If this is a conflict in which both sides wish to “win” (however they define that) and clearly it is a real conflict as actual shooting, missile strikes and bombing is going on with both sides participating in same then can someone please explain to me why said commerce which is almost-entirely involving state-owned — that is, official government enterprises is still continuing between not only these nations but also all of the ones aligned with one side that wishes said side to “win”, and why it is that none of the entities involved have either shut the valves or blown up the pipes.

Europe has collectively painted itself into a corner.  Yes, I get it that the Euro has profoundly benefited from trade sequestration of Euros in these transactions just as we have in the United States with trade sequestration as a result of parties using dollars.  But the actions of all the nations aligned against Russia have made clear that in all future trade transactions the only logical currency for a seller to insist on payment in is that of the selling party’s national currency, whatever that may be.

This in turn means that the sequestration we have all abused is over.  The magnitude and speed of repatriation of those sequestered funds is in some question; certainly sanctions can essentially “freeze” those amounts on an indefinite basis (provided you’re willing to maintain the sanctions) but the pattern of the last three decades has been ruptured and there is no reason to believe it will return.  In addition the machinations of the IMF including, if you remember, the “SDR” scheme much talked about during the crash of ’08/09 (funny how that hasn’t gotten much press over the last five or so years, isn’t it?) is dead as well since the only currency that cannot be impounded via sanctions for a given seller is that which the selling entity is domiciled in.

I’ve noted many times that this distortion, which we and the EU have wildly taken advantage of, has been present for the last 30 or so years and has led to a declining channel in interest rates across the entire western world and its set of dominant currencies.

That pattern was enabled by — and only by — the trade sequestration of funds which prevented that credit emission from immediately reflecting back into consumer prices, otherwise known as inflation.

Europe and the US incorrectly promoted the premise that the pandemic was a “temporary disruption” and the depression in operating results that came from said fear and shutdowns had to be “lubricated away” lest terrible things happen and that we’d both get away with it because the sequestration would continue.

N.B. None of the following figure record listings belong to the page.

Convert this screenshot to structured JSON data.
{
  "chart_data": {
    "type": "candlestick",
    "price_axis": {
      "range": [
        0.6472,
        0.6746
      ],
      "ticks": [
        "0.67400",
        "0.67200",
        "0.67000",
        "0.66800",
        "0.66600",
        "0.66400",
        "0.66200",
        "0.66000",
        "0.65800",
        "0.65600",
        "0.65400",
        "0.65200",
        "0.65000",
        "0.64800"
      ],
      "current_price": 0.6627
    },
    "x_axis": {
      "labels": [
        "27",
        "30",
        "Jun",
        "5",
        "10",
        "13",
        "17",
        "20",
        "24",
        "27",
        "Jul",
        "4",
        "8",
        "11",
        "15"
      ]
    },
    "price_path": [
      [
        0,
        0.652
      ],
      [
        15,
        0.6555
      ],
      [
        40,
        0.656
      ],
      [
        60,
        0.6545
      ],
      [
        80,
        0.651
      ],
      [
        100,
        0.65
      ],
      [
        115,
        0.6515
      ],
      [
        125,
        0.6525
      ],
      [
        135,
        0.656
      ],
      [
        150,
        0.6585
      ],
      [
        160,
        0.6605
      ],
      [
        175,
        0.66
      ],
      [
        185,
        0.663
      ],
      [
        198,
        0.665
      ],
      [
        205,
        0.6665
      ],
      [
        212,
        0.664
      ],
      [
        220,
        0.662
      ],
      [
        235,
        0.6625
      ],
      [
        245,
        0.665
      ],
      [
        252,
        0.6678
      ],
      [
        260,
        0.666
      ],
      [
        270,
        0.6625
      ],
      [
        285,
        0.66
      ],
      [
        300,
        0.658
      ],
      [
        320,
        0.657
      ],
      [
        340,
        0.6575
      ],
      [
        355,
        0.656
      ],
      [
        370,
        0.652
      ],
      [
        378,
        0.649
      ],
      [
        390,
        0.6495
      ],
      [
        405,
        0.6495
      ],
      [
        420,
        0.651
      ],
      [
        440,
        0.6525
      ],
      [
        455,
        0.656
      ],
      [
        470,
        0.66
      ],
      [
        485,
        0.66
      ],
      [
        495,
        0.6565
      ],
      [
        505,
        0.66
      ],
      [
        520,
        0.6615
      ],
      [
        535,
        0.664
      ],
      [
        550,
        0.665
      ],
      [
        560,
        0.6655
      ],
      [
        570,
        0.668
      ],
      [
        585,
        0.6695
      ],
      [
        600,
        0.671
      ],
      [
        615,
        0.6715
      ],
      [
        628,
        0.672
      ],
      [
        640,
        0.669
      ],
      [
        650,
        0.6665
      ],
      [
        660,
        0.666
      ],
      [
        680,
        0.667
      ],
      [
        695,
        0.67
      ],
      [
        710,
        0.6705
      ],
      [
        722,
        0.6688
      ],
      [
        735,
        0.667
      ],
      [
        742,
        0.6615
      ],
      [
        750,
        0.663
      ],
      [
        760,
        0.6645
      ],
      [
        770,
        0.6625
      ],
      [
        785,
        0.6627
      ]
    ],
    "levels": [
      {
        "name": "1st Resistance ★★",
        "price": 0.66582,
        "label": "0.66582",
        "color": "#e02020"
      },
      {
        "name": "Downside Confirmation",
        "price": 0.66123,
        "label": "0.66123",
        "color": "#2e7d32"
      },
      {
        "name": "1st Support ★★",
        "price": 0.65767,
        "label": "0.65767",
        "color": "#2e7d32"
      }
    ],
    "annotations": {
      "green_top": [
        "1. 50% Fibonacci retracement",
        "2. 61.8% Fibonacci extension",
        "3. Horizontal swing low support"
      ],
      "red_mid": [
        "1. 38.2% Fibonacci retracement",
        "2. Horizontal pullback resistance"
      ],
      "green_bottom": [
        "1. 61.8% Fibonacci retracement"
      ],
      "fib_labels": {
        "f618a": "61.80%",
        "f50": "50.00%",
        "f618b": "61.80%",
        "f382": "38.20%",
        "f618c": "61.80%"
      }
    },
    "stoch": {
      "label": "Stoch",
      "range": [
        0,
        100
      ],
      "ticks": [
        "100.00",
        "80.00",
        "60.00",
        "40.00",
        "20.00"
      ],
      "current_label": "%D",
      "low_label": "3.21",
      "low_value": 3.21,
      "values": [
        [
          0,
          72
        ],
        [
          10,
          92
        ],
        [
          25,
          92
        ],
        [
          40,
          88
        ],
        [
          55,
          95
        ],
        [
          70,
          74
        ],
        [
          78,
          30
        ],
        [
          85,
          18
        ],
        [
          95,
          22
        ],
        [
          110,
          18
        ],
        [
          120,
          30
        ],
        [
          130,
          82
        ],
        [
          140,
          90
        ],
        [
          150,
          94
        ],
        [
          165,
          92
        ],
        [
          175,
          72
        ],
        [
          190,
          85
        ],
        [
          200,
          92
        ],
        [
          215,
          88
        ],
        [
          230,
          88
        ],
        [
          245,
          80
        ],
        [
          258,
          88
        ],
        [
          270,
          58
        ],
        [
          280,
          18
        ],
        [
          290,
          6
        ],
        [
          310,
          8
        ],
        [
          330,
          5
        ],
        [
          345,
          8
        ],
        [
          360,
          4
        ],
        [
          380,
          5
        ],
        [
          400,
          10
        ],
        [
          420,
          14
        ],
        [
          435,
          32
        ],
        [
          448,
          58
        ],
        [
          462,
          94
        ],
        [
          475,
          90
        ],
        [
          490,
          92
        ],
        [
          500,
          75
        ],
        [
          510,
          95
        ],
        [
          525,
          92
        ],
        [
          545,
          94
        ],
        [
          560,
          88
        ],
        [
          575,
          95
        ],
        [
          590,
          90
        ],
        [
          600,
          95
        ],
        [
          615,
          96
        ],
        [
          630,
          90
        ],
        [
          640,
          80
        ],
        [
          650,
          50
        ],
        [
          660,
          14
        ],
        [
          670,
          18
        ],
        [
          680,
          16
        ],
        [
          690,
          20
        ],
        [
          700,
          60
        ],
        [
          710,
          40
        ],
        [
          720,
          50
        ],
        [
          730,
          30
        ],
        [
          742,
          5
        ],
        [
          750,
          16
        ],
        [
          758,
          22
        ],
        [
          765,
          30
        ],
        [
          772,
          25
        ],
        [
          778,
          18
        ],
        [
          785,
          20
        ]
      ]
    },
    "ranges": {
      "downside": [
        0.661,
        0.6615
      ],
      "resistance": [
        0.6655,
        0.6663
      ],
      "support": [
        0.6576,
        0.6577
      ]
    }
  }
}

But the sequestration didn’t continue; the United States and Europe both blew it up with their sanctions in the last few months and it will not come back because we have both now demonstrated that our use of these hammers is not limited to little nails like North Korea or Iran.

The financial pattern that allowed these fiscal abuses over the last three decades — which those committing said abuses presented to the voting public as a “free lunch” — has ended and will not return.

How the EU manages to navigate their farcical claims of “green energy” while attempting to get off Russian gas supplies and at the same time manages to both keep their crop production levels up and their social deficit spending patterns is going to be fun to watch.  I don’t think it can be done and at the same time our deficit spending patterns cannot be continued either.

Nobody, as of yet, is recognizing the magnitude of this shift.  Not in housing, commodities or any other goods and services provision and most-definitely not when it comes to finance and leverage even though we have already seen about $6 trillion in bond market value disappear on a global basis.

This is going to get messy but the bottom line is this: The era of being able to spend in deficit without immediate consequence has ended, and the ability to spend in deficit into the consumer economy without it doing immediate harm to the people allegedly helped has ended as well both here in the United States and in Europe.

The implications of this for policy are profound and it won’t be long before its recognized and reflects back through both the economy and fiscal policy generally.